Mówi: | Franciszek Georgiew |
Firma: | Social Tigers |
Facebook od 10 lat w Polsce. Z platformy korzysta dziś przeszło 16 mln polskich użytkowników
Dokładnie 10 lat temu pojawiła się polska wersja językowa Facebooka, niezmiennie najpopularniejszego serwisu społecznościowego na świecie. W Polsce platforma ma już ponad 16 mln aktywnych użytkowników. Z możliwości Facebooka chętnie korzystają też firmy – dzięki rozbudowanym opcjom reklamowym jest to jeden z najbardziej wszechstronnych typów reklamy. Dlatego użytkownicy mogą się spodziewać, że Facebook będzie wkraczać w kolejne sfery ich życia. Konkurencji z jego strony powinny się obawiać polskie serwisy aukcyjne czy służące do zamawiania jedzenia online.
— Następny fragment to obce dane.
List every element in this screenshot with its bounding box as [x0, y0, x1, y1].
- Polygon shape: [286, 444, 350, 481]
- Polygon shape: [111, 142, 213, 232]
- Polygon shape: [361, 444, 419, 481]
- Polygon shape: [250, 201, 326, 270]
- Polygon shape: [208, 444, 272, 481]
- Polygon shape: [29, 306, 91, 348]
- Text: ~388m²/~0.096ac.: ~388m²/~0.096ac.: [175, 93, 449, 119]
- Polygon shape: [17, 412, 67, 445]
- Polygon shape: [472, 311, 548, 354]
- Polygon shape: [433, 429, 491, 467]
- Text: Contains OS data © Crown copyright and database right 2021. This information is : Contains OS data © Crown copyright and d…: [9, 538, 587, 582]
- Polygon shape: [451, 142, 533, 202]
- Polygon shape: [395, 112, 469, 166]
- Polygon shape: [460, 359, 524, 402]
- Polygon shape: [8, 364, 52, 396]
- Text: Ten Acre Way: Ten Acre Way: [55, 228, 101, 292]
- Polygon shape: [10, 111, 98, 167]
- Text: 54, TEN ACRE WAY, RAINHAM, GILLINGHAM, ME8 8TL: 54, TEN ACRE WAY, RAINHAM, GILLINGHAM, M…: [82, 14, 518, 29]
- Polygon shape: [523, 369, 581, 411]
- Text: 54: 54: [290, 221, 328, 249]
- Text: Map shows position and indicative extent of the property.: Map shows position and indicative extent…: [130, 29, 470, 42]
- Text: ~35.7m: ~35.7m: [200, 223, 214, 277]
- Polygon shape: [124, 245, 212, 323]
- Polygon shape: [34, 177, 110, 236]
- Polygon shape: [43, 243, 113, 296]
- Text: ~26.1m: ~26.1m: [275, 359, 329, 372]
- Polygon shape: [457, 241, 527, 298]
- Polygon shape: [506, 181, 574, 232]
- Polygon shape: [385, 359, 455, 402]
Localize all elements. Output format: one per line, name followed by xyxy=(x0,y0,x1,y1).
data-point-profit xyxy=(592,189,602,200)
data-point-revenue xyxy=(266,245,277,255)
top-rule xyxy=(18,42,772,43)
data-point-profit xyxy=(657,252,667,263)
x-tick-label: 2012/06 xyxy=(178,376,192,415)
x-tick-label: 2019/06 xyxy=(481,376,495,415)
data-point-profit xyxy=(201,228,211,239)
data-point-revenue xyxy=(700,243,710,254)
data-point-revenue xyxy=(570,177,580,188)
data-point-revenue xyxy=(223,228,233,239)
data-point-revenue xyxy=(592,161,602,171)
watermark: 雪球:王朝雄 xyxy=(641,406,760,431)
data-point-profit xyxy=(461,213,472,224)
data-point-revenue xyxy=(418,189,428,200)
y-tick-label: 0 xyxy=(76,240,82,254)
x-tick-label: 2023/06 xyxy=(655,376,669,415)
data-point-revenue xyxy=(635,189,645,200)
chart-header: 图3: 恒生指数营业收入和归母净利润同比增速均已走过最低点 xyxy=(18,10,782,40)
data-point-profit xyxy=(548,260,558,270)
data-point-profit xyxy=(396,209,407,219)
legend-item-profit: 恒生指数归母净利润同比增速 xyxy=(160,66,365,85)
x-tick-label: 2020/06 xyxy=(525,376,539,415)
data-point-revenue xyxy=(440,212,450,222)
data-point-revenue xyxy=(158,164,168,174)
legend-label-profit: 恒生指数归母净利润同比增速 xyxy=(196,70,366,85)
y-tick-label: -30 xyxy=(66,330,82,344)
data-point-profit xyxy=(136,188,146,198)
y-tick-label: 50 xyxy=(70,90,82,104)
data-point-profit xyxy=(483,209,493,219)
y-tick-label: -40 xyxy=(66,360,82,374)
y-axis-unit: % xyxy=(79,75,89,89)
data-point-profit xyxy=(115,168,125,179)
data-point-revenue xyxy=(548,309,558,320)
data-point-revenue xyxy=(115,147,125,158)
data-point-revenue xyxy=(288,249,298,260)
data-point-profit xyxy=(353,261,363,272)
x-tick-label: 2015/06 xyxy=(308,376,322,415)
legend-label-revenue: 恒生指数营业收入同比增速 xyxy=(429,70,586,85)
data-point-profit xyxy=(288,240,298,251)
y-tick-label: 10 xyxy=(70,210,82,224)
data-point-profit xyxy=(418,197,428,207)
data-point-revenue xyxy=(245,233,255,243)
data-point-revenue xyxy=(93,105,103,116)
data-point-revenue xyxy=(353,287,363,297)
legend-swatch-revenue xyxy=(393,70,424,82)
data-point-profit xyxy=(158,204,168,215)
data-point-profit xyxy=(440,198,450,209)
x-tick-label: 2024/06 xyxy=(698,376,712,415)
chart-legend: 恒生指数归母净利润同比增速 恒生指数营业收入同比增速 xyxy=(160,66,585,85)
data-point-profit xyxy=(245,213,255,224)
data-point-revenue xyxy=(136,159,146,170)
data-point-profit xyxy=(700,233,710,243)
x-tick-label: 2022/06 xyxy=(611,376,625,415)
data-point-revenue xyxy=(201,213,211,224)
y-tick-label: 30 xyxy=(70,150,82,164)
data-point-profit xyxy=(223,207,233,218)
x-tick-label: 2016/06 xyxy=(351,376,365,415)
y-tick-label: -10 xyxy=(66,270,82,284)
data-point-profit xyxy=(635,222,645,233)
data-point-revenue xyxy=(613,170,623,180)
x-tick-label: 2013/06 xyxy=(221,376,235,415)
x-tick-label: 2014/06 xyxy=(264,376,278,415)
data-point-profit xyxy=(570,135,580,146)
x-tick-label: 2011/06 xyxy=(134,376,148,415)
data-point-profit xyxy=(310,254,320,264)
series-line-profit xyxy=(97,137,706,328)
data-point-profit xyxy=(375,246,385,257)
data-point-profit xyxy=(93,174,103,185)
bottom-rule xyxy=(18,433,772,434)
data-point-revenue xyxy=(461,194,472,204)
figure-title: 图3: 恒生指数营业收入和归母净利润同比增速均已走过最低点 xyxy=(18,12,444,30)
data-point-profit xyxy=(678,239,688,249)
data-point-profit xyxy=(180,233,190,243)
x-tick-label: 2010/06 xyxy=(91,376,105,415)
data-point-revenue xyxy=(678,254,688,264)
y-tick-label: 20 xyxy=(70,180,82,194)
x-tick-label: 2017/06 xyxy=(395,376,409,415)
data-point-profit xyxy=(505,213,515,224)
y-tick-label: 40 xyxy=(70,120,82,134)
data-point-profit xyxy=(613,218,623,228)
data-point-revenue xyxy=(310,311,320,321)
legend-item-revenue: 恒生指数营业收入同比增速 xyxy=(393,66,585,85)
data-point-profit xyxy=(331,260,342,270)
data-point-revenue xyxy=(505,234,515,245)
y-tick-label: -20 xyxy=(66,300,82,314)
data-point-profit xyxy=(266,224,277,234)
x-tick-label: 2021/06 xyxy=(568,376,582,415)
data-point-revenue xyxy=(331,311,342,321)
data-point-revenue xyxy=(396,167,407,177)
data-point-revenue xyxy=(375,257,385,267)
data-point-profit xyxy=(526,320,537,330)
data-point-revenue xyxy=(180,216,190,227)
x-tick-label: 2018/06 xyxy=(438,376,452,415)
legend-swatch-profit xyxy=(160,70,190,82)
– Serwis ten gromadzi kilkanaście milionów Polaków, z czego 80 proc. z nich loguje się w nim codziennie. Facebook bardzo mocno dąży do tego, żeby zagarniać kolejne obszary naszego życia – poprzez udostępnianie transmisji wideo, randkowanie i coraz to nowe funkcjonalności w ramach serwisu. Wszystko zmierza ku temu, żeby Facebook stał się pewnego rodzaju nakładką na internet, z której wszyscy będziemy korzystać – mówi agencji informacyjnej Newseria Biznes Franciszek Georgiew, założyciel agencji marketingowej Social Tigers.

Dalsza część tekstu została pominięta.